3) You may only make one attempt per specific monster type (meaning "Fire Giant" not Giants in general) until the next Down Time
4) The value of the parts may only be applied to the cost of making potions during Down Time; they have no value on the open market. The price in gold is only really relevant if you want to buy the ingredients because you couldn't scavenge them.
These look workable. Just be careful of the player going out of their way to attack these types of creature in order to harvest them.
 

I was suggesting that you use the spell slot cost in the Artificer writeup as a basis for judging how powerful each potion is. This could give you an idea of the difficulty and/or cost of potions for your class.

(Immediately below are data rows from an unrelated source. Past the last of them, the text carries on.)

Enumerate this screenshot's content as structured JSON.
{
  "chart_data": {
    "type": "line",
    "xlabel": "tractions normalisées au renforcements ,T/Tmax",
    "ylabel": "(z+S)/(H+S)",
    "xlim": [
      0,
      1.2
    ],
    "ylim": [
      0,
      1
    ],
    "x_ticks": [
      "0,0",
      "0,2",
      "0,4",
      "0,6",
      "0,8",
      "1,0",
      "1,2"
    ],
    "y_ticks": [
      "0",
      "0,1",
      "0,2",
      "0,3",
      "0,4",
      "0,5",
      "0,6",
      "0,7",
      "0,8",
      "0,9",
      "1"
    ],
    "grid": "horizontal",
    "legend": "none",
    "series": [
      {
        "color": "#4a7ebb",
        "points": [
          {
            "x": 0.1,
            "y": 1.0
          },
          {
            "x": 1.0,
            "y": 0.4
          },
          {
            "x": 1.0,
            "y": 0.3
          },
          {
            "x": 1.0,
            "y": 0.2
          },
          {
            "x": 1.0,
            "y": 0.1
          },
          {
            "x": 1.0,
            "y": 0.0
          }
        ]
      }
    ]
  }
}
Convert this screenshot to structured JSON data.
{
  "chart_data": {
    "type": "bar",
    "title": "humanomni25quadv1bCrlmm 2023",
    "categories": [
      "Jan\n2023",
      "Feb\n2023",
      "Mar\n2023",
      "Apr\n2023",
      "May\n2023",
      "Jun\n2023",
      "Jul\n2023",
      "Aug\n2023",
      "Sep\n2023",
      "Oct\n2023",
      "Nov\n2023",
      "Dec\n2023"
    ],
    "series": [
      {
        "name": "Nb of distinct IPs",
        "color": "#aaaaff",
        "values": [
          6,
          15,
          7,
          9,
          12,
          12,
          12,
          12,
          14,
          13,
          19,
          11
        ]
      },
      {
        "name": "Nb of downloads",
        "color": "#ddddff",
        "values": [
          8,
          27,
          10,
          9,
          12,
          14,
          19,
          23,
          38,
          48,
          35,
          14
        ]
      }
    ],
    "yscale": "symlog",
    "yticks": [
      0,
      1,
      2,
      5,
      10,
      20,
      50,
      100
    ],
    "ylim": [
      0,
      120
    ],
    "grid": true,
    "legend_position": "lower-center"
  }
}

The artificer ability isn't just trading spells. As I pointed out, the DMG potions aren't just spells that you can give to other party members to cast. For example many require no concentration, even though the base spell does.

Ah....got it. Ok, good observation.

You probably don't want to make it a significant part of the class then, if it can only be performed during downtime. In many adventures, downtime can be quite rare if it exists at all, and so the character may not have any opportunity to use that class ability.

Yeah, I struggle with how to resolve that. The problem is that if it's a significant part of the class and you don't get downtime it's worthless, and if it's a ribbon (or just above a ribbon) and you DO get a lot of downtime then it's OP. Maybe the problem is that downtime just isn't meant to be used for anything significant.

I'm going to keep noodling on this. I love the idea of scavenging dead monsters for ingredients, though....

Thanks for input.
 

On the whole, as an independent subclass, its a bit too adventure-dependent. If there is no downtime, you lose out. If you don't encounter any of the correct creature types, you also lose out. The downtime might be able to be shortened to long-rest-based, but without the right creatures on the adventure, you're not going to be scavenging anything.
 

On the whole, as an independent subclass, its a bit too adventure-dependent. If there is no downtime, you lose out. If you don't encounter any of the correct creature types, you also lose out. The downtime might be able to be shortened to long-rest-based, but without the right creatures on the adventure, you're not going to be scavenging anything.

Well you could also just spend the gold, if you don't scavenge anything. That doesn't fix all the problems, but mitigates them.
 

How married are you to the idea that you can craft/stockpile unlimited potions given enough time and resources? You could have a "potions mainable" number and have level equivalencies as Cap'n K suggested checking the Artificer for. That would give you a controlable mechanic to base power on. You could then have special recipies that require component X to create (or multiple components if it's really powerful).

The components can either create adventure opportunities (finding a basilisk eye), or be a resource drain if you decide it's for sale somewhere.